Feeling desperate, he said, "We are only talking, we should be able to speak our minds."
"Ah, Father, you are scared to die. My helpers tell me you do not believe in God. How strange—a priest who does not believe."
And it was true. Despite the situation, Father Angelo was amazed at how accurately the man had read him. Again he had the sense of the voice speaking in his own head, and of the other presences, other voices, behind it. He had the sudden, chilling awareness of power: a dark, enigmatic force, containing other forces. Although it was a hot day, and getting hotter, the priest felt cold.
"What will happen to your soul, Father, if you do not believe? When you die today, you will go to hell."
To you: Father Angelo thought. The voice was claiming him, the deepest most essential part of him. He was still afraid, but a separate part of his mind considered the situation, and this part of him saw that if he believed in evil—the darkness speaking in many tongues—then he believed, after all, in its opposite.
So the priest and the devil conversed, while the morning wore on. And as they spoke, the rebel leader relaxed again.
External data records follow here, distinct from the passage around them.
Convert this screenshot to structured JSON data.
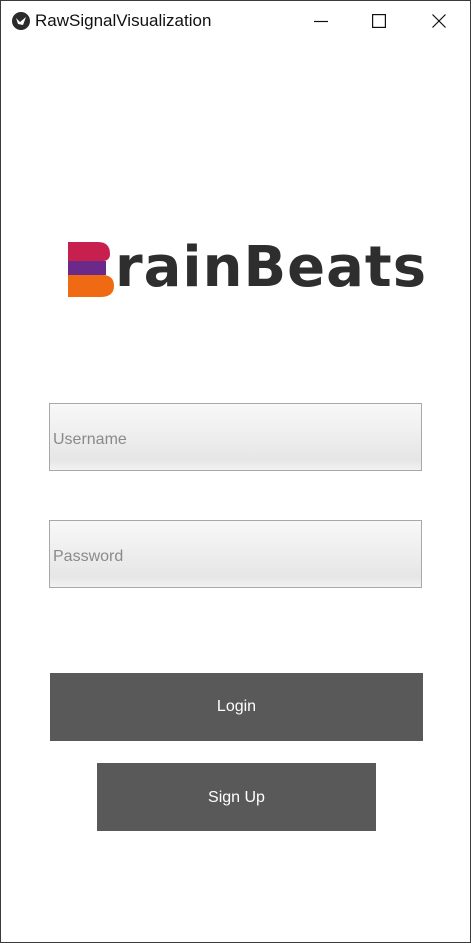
{
  "window": {
    "title": "RawSignalVisualization",
    "icon": "kivy-app-icon",
    "controls": [
      "minimize-icon",
      "maximize-icon",
      "close-icon"
    ]
  },
  "logo": {
    "text": "rainBeats",
    "brand_full": "BrainBeats",
    "colors": {
      "mark_top": "#c8204e",
      "mark_middle": "#6b2a8a",
      "mark_bottom": "#ef6a12",
      "text": "#2e2e2e"
    }
  },
  "form": {
    "username": {
      "value": "",
      "placeholder": "Username"
    },
    "password": {
      "value": "",
      "placeholder": "Password"
    }
  },
  "buttons": {
    "login_label": "Login",
    "signup_label": "Sign Up",
    "color": "#595959"
  }
}
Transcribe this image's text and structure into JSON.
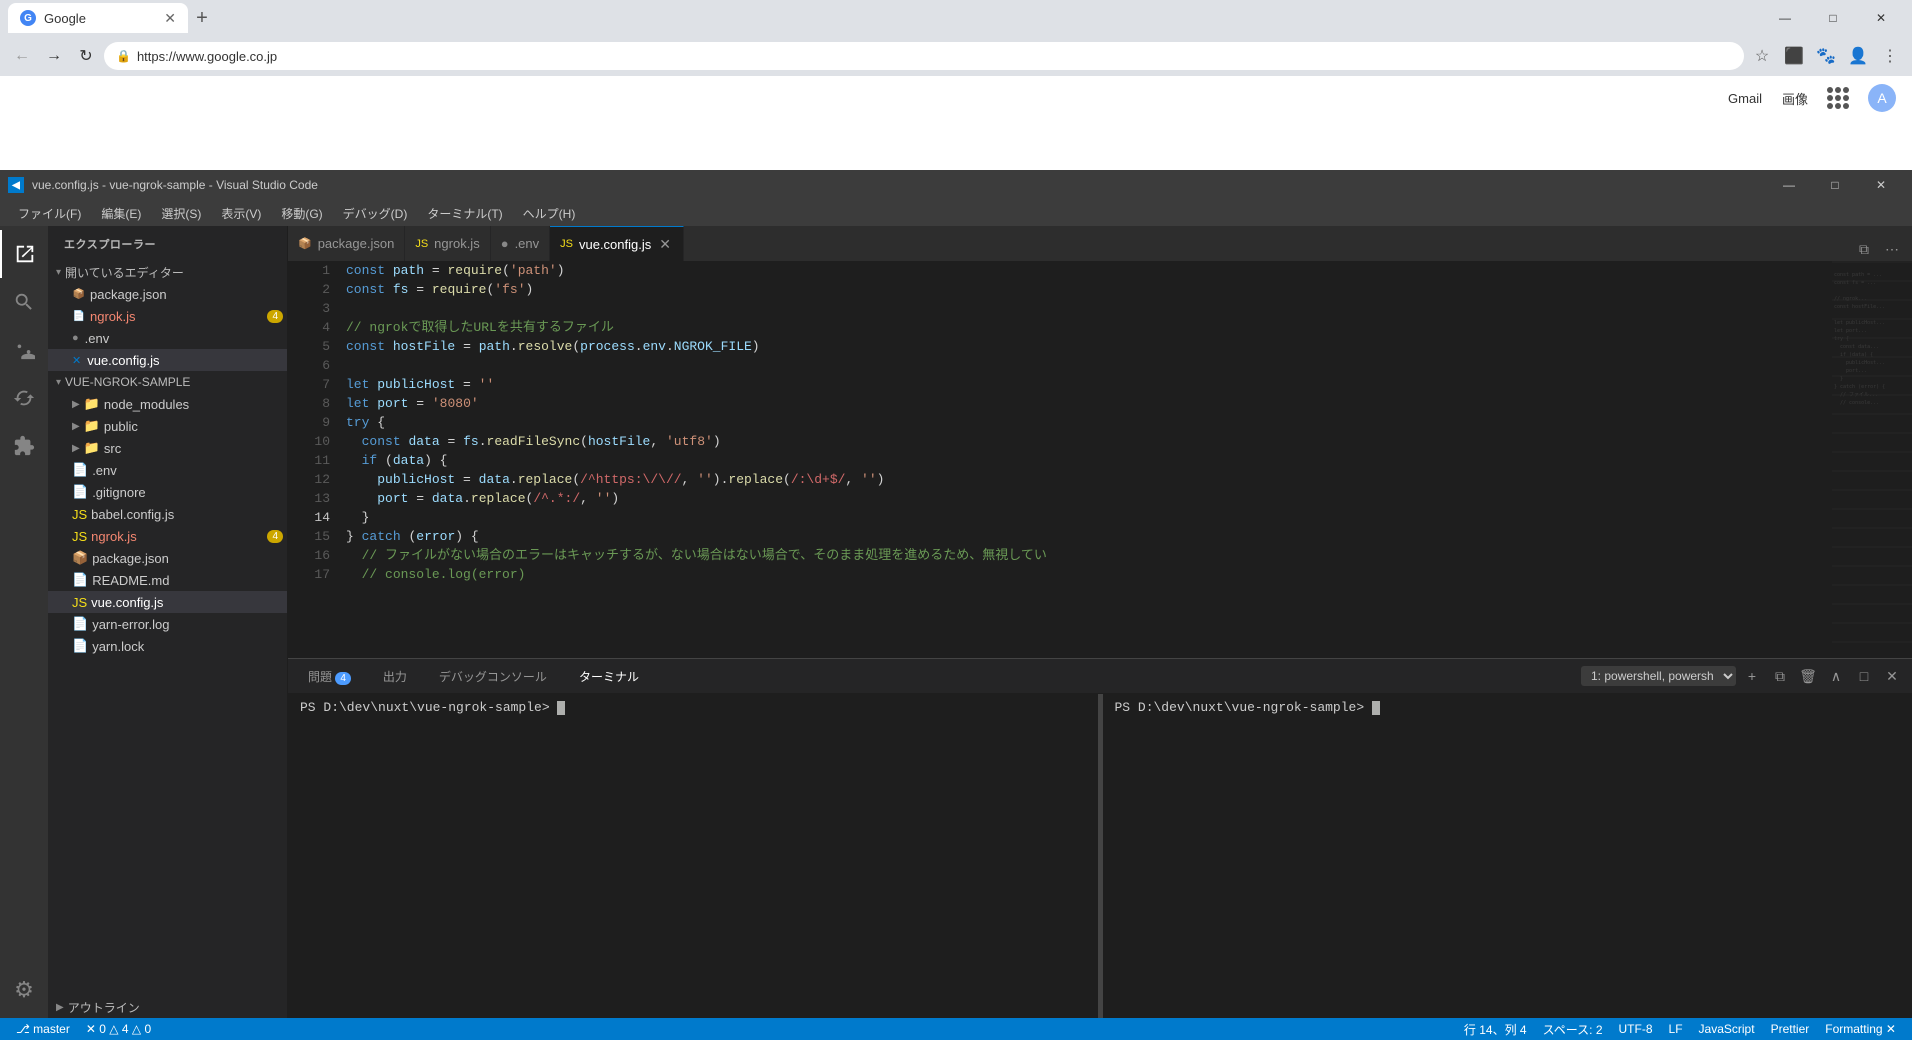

He made a little joke; he laughed; his voice softened. Until he eventually said, "Well, perhaps you are not so bad. Perhaps I will let you live."
"Thank you," Father Angelo said.
The man cast off the last traces of suspicion; he laughed dryly again. "Yes, I was only teasing you, Father. I wouldn't hurt you, of course. I would never hurt anybody."
"I know that."
"I only wanted to speak to you, to say thank you for talking to the government for us. It is good to have you as a friend. But I am a busy man and now I must go. God bless you, Father."
"God bless you too," he said.
The man spoke a little more, but in his own language, giving instructions to Sam. The boy's face altered: it lightened a little. And then it was over—the diabolical conversation, the fear. The radio went silent.
It was noon by then, the hottest part of the day. The bush was stark in the white light. Sam told him that he would take him home, but that they should wait a few hours. The boy lay down to sleep. The priest also lay down, but he couldn't sleep: his mind was boiling over with images and impressions.
His faith had rekindled again; he could feel it stirring in him, like something alive. But it was not the passionate, fiery faith of before. It was a faith with a question behind it. He could not be certain, he could not be sure.
The boy walked him home through the dark. It was a repeat of the long hike from that morning. They were like pilgrims on a quest in a vast, dark landscape.
The priest watched the boy's back through the hours of walking, and his new, uncertain faith found its focus there. So that long before they finally stopped, he knew what he was going to say.
They were within sight of the town. The lights, the little houses, were visible across the fields. The boy gestured to them, half in contempt, half in longing. There is your world, he seemed to say. Go back to it. He was already half-turned away when the priest spoke.
"Come with me," he said.
The boy went still. He was staring at the priest.
"Come with me," Father Angelo said. "I will take care of you. Don't go back to them. Come with me."
This was the invitation he had prepared, and all his faith and his doubt were in it. What was his belief worth if it could not save a single soul?
"You are young," Father Angelo said. "You are still a child. All your sins will be forgiven. You can begin your life again.
Come with me."
A slice of light from a street lamp fell across the boy's face and in the dim glow his expression changed. The hard, closed look cracked open; a wavering and a doubt entered in. The priest could see it. It was like his own doubt, and his own hope, flickering together in the air.
"Come," he said again.
They looked at each other in the dark, each of them waiting for the answer.